Facts and Figures: Charter Schools
In this March 2005 book, authors Martin Carnoy, Rebecca Jacobsen, Lawrence Mishel, and Richard Rothstein examine the research evidence on the performance of charter schools and how they compare to regular public schools, in thirteen states. Following are key findings:
On average, charter students are not more disadvantaged than students in regular public schools. Yet, charter student achievement is not any higher.
- Regular public schools have a greater share of low-income black, white, and Hispanic students than charter schools. This suggests that comparison of test scores between charter and public schools – if controlled only for race and ethnicity, but not income level - is biased in favor of charters, because they have a more advantaged population among each racial group.

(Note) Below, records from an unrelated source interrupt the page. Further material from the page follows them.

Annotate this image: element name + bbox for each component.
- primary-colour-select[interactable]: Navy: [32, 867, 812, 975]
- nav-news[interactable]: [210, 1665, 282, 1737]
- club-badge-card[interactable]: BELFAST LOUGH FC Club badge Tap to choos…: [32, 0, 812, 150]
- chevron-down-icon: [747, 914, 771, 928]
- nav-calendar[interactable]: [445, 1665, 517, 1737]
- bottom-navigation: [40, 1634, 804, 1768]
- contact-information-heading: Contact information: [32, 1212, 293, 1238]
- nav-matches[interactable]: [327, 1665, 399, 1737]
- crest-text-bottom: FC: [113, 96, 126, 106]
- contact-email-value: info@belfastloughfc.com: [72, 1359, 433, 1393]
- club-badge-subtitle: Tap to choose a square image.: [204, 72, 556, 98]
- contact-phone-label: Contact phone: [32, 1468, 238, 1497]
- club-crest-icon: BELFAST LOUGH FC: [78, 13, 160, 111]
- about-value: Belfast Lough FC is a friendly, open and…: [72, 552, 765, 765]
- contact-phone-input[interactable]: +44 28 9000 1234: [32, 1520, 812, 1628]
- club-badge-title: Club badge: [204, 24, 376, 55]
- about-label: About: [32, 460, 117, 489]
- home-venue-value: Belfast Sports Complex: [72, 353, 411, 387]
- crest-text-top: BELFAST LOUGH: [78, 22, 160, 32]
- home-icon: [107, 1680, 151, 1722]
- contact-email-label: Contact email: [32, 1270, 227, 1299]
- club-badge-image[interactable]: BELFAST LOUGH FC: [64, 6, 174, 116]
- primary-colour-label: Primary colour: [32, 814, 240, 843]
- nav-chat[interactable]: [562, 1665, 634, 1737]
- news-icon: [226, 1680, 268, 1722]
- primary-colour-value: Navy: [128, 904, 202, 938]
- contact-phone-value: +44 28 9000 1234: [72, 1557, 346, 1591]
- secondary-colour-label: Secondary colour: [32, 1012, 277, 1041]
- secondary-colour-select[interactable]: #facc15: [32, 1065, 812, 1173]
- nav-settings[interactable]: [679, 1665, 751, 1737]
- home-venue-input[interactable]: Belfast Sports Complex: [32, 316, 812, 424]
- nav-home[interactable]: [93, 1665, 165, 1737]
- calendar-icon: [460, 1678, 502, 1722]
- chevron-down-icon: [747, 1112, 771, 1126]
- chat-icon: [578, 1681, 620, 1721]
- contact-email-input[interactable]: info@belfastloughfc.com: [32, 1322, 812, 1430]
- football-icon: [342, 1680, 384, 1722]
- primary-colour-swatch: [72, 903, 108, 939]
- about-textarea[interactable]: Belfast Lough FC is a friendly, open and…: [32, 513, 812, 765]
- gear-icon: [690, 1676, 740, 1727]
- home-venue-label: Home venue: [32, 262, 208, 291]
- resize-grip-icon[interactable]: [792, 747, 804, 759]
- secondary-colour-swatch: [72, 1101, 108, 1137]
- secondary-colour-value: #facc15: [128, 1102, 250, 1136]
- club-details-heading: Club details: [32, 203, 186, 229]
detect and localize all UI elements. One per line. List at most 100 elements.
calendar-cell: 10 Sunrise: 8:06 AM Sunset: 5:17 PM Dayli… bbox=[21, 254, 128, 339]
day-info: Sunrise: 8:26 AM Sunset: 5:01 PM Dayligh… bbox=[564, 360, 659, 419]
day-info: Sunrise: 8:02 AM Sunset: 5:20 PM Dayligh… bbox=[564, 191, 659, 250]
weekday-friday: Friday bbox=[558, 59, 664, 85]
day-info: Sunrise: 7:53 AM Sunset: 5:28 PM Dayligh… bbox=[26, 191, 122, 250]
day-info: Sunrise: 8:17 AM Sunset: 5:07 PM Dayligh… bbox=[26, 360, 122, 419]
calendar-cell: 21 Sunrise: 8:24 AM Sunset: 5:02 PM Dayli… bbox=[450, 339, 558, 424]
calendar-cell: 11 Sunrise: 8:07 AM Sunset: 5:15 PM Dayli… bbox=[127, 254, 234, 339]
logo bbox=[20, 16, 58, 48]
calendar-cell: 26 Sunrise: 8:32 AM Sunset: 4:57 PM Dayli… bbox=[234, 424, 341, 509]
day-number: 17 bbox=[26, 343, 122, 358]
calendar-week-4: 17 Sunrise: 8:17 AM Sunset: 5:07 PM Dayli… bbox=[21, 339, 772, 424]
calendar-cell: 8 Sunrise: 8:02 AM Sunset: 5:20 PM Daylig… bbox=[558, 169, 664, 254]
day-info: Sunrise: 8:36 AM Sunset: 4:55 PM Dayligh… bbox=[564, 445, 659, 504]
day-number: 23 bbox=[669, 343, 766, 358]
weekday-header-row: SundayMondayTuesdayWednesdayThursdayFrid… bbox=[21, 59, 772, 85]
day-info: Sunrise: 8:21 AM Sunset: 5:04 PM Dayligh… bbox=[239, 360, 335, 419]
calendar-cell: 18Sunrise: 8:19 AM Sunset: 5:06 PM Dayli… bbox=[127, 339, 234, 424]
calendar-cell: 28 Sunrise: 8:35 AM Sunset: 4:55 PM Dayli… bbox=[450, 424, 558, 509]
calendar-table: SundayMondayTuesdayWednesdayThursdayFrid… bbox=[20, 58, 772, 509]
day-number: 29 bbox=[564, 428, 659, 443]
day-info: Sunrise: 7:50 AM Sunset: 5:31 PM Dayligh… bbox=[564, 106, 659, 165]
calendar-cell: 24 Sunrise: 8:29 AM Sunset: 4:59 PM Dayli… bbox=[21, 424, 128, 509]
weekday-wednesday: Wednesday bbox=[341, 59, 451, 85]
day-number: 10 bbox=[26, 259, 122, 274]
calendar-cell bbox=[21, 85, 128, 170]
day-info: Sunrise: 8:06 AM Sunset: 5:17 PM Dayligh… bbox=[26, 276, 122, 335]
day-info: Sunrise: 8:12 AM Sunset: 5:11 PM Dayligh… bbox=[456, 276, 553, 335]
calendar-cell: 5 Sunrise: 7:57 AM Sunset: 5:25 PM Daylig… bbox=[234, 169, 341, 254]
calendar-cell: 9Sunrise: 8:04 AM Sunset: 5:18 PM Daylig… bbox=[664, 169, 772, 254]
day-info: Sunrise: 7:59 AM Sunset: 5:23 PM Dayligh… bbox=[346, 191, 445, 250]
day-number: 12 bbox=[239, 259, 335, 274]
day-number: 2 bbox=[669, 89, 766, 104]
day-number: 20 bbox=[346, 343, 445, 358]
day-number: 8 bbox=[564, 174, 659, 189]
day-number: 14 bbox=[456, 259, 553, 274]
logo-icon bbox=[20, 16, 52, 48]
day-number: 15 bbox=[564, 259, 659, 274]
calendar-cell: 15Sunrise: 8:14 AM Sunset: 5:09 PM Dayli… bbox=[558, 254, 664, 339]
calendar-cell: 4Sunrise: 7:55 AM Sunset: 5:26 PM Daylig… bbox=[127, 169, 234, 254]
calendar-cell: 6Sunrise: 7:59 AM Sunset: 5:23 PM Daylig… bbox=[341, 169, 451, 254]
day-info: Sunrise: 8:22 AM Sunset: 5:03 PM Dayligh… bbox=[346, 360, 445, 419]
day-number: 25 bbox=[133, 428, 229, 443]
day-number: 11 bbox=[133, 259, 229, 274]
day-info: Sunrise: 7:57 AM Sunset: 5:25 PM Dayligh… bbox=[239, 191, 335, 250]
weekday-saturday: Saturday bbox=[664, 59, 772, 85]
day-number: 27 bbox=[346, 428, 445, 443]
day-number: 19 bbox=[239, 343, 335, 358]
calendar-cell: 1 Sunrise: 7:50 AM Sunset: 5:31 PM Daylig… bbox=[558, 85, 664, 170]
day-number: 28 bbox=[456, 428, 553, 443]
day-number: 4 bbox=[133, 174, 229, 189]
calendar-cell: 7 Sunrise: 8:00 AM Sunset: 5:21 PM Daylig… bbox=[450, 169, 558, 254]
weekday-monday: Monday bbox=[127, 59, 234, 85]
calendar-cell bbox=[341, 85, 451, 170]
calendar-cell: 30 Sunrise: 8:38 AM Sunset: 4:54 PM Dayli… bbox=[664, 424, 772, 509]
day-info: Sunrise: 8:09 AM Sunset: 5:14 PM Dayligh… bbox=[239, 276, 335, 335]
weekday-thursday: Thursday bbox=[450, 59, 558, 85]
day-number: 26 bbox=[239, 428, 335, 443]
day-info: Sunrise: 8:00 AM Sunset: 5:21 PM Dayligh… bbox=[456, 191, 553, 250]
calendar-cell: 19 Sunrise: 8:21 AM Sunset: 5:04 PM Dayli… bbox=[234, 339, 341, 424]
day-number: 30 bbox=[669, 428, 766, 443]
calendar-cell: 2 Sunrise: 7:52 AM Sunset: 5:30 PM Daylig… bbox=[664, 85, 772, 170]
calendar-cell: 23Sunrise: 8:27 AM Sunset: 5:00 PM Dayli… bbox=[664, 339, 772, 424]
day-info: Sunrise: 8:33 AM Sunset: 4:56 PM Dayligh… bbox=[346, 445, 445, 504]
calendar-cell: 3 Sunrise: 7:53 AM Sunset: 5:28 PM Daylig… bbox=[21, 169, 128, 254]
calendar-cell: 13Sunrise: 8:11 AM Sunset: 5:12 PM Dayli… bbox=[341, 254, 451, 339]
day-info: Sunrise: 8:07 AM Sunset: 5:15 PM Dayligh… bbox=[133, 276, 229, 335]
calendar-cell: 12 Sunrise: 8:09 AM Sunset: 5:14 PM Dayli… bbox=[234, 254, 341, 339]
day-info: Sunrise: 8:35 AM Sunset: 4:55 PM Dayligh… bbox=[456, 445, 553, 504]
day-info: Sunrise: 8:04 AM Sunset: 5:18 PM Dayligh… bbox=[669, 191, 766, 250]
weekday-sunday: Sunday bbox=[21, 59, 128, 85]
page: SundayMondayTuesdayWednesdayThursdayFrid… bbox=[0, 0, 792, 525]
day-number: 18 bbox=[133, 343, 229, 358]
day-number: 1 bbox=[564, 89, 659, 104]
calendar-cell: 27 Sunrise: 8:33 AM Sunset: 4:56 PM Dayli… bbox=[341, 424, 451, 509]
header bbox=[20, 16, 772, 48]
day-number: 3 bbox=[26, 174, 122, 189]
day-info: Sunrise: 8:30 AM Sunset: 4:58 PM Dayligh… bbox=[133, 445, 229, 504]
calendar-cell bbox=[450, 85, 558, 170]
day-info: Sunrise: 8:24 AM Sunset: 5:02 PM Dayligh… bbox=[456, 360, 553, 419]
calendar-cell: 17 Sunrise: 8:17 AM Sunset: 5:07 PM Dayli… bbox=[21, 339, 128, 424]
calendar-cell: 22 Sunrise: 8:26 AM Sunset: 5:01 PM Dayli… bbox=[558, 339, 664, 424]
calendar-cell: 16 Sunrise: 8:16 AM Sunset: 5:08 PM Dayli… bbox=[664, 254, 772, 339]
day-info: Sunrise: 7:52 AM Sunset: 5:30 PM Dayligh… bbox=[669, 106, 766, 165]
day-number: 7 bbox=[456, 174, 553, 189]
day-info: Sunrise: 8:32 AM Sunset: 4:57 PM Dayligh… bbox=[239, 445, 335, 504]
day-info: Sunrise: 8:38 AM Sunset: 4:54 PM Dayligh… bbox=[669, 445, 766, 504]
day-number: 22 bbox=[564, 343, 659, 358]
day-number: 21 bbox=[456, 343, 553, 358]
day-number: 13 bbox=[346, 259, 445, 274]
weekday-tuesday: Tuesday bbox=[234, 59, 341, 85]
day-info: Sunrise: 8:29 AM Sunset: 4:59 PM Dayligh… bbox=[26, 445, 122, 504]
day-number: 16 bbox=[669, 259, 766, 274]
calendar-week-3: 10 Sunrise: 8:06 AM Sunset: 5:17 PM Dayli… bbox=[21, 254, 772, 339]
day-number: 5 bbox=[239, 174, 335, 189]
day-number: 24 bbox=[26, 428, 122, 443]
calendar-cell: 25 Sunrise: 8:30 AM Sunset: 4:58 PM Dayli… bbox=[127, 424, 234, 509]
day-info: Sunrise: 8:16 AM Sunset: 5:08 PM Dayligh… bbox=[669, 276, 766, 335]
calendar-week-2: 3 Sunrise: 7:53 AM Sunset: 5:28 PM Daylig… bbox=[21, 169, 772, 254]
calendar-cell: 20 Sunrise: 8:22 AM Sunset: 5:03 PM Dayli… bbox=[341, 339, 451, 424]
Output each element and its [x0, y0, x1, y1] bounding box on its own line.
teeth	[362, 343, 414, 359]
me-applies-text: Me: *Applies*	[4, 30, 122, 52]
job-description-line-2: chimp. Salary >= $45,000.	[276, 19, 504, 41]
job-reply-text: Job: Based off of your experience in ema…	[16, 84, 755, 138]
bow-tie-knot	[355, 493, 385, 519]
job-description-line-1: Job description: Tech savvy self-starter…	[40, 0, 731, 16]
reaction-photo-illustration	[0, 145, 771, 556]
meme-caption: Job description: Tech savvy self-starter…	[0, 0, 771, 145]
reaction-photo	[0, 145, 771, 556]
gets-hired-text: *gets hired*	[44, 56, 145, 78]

- About 76% of black students in regular public schools are low-income, while only 68% of black students in charter schools are low-income. (This includes only students who took the fourth grade NAEP math exam and who reported on free and reduced-price lunch eligibility.)
- Hispanic students in charter schools are no more disadvantaged than Hispanic students in regular public schools, refuting the view of charter proponents that charters enroll the “disadvantaged of the disadvantaged.”
- In all 13 states studied, charter schools tended to have fewer minority or disadvantaged children than those in public schools, as seen in Colorado, for example. There, more than half of charter students are in schools with the smallest proportion of minority and lunch-eligible students. Only a third of public students attended such schools.
- In California charter schools, 38% of 6th-8th graders are socioeconomically disadvantaged; for all state schools, that figure is 51%.
- An analysis of California found that socioeconomically disadvantaged Asian-origin and Latino students in charter schools had composite test scores (literacy, mathematics, science and social studies) that were about 4-5% lower than their counterparts in public primary schools.
- A study of the 30 charter schools that had been formed in the District of Columbia by 1999-2000 shows that across schools categorized by the socio-economic level of students, charter schools had a much higher proportion of students than regular DC public schools scoring in the lowest category (below basic) on the SAT 9 exam in the spring of 2000.